Schützt Art. 2 I GG die allgemeine Handlungsfreiheit als Auffanggrundrecht für jedes menschliche Verhalten?

Überblick

Umstritten ist, wie weit der Schutzbereich des Art. 2 I GG reicht. Während eine Ansicht in Art. 2 I GG ein umfassendes Auffanggrundrecht sieht, das jede Form menschlichen Verhaltens schützt, beschränkt die Gegenansicht den Schutzbereich auf Verhaltensweisen, die für die Persönlichkeitsentfaltung des Einzelnen von besonderer Bedeutung sind.

Die Ansichten und ihre Argumente

1. Ansicht - Umfassender Schutz der allgemeinen Handlungsfreiheit 1

Nach dieser Ansicht ist Art. 2 I GG als Auffanggrundrecht ausgestaltet und schützt die allgemeine Handlungsfreiheit. Erfasst wird danach jedes menschliche Verhalten.

Argumente für diese Ansicht

Lückenloser Freiheitsschutz

Die weite Auslegung des Art. 2 I GG gewährleistet einen lückenlosen grundrechtlichen Freiheitsschutz. Die Vorschrift ergänzt die speziellen Freiheitsrechte und dient als allgemeine Auffanggarantie für Verhaltensweisen, die keinem besonderen Grundrecht zugeordnet werden können.

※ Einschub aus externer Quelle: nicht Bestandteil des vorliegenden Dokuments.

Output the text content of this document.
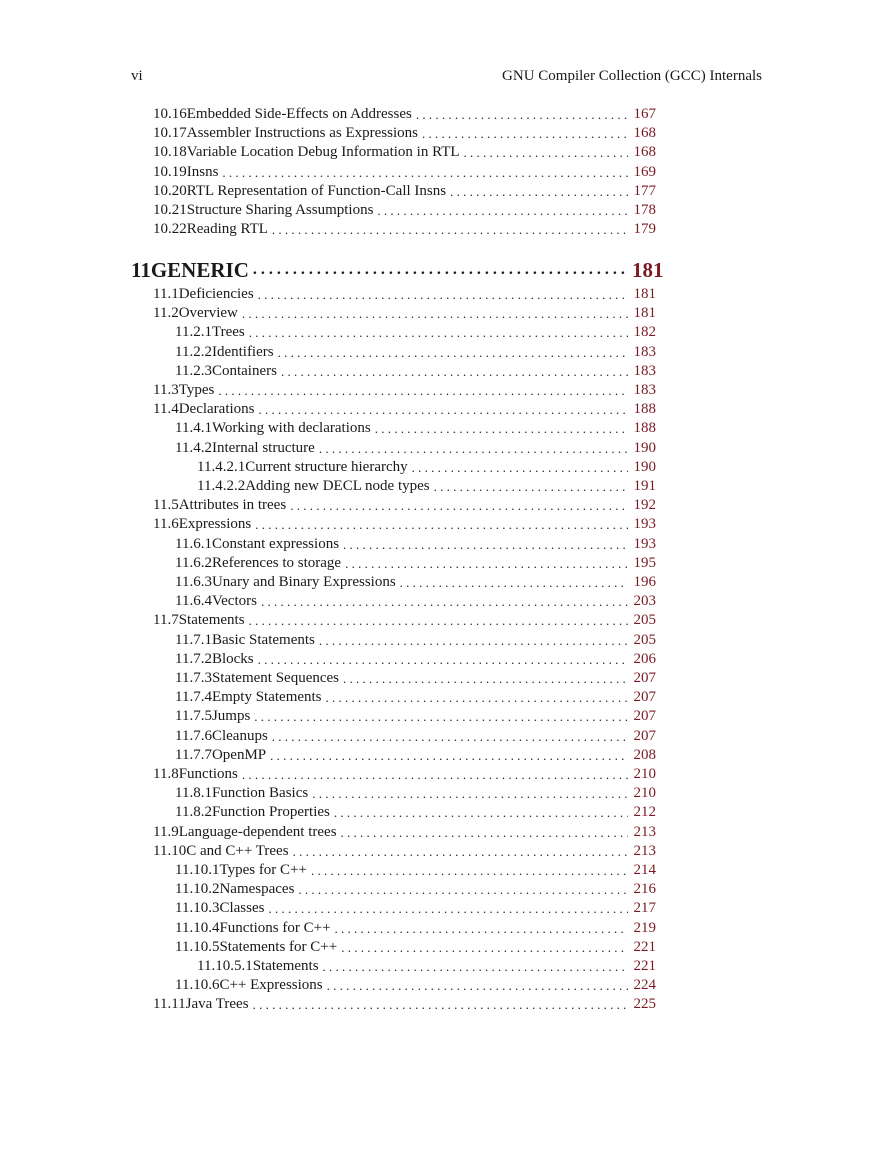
vi	GNU Compiler Collection (GCC) Internals
10.16 Embedded Side-Effects on Addresses . . .	167
10.17 Assembler Instructions as Expressions . . .	168
10.18 Variable Location Debug Information in RTL . . .	168
10.19 Insns . . .	169
10.20 RTL Representation of Function-Call Insns . . .	177
10.21 Structure Sharing Assumptions . . .	178
10.22 Reading RTL . . .	179
11 GENERIC . . .	181
11.1 Deficiencies . . .	181
11.2 Overview . . .	181
11.2.1 Trees . . .	182
11.2.2 Identifiers . . .	183
11.2.3 Containers . . .	183
11.3 Types . . .	183
11.4 Declarations . . .	188
11.4.1 Working with declarations . . .	188
11.4.2 Internal structure . . .	190
11.4.2.1 Current structure hierarchy . . .	190
11.4.2.2 Adding new DECL node types . . .	191
11.5 Attributes in trees . . .	192
11.6 Expressions . . .	193
11.6.1 Constant expressions . . .	193
11.6.2 References to storage . . .	195
11.6.3 Unary and Binary Expressions . . .	196
11.6.4 Vectors . . .	203
11.7 Statements . . .	205
11.7.1 Basic Statements . . .	205
11.7.2 Blocks . . .	206
11.7.3 Statement Sequences . . .	207
11.7.4 Empty Statements . . .	207
11.7.5 Jumps . . .	207
11.7.6 Cleanups . . .	207
11.7.7 OpenMP . . .	208
11.8 Functions . . .	210
11.8.1 Function Basics . . .	210
11.8.2 Function Properties . . .	212
11.9 Language-dependent trees . . .	213
11.10 C and C++ Trees . . .	213
11.10.1 Types for C++ . . .	214
11.10.2 Namespaces . . .	216
11.10.3 Classes . . .	217
11.10.4 Functions for C++ . . .	219
11.10.5 Statements for C++ . . .	221
11.10.5.1 Statements . . .	221
11.10.6 C++ Expressions . . .	224
11.11 Java Trees . . .	225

Kein Persönlichkeitsbezug erforderlich

Die allgemeine Handlungsfreiheit lässt sich nicht überzeugend auf einen engeren Persönlichkeitsbereich beschränken. Bereits die Abgrenzung, welche Verhaltensweisen für die Persönlichkeitsentwicklung hinreichend bedeutsam sind, bereitet erhebliche Schwierigkeiten. Daher ist der Schutzbereich weit zu verstehen.

2. Ansicht - Theorie des Persönlichkeitsbezugs2

Nach dieser Ansicht schützt Art. 2 I GG lediglich die engere persönliche Lebenssphäre. Erfasst werden daher nur Verhaltensweisen, die für die Persönlichkeitsentfaltung des Einzelnen von Relevanz sind.

Argumente für diese Ansicht

Grundrechte schützen nicht jedes beliebige Verhalten

Art. 2 I GG dient dem Schutz der Persönlichkeitsentfaltung und nicht jeglicher menschlicher Betätigung. Die betreffende Handlung muss daher eine besondere Bedeutung für die Entfaltung der Persönlichkeit besitzen und mit den Schutzgütern anderer Freiheitsrecht vergleichbar sein.

Gefahr einer Entwertung des Grundrechts

Eine uferlose Ausdehnung des Schutzbereichs würde dazu führen, dass auch völlig belanglose Verhaltensweisen grundrechtlichen Schutz genießen. Dies würde die Aussagekraft und Bedeutung des Art. 2 I GG schwächen.

Absenkung der Anforderungen an die Verfassungsbeschwerde

Würde jedes staatliche Handeln zugleich einen Eingriff in Art. 2 I GG darstellen, könnte nahezu jede staatliche Maßnahme zum Gegenstand einer Verfassungsbeschwerde gemacht werden. Dies entspricht nicht der Funktion des Grundrechts.

  • 1. BVerfGE 6,32 (36); BVerfGE 97, 332 (340).
  • 2. BVerfGE 80, 137 (164);Duttge NJW 1997,3353; Schneider NJW 1999,669 (673 f.).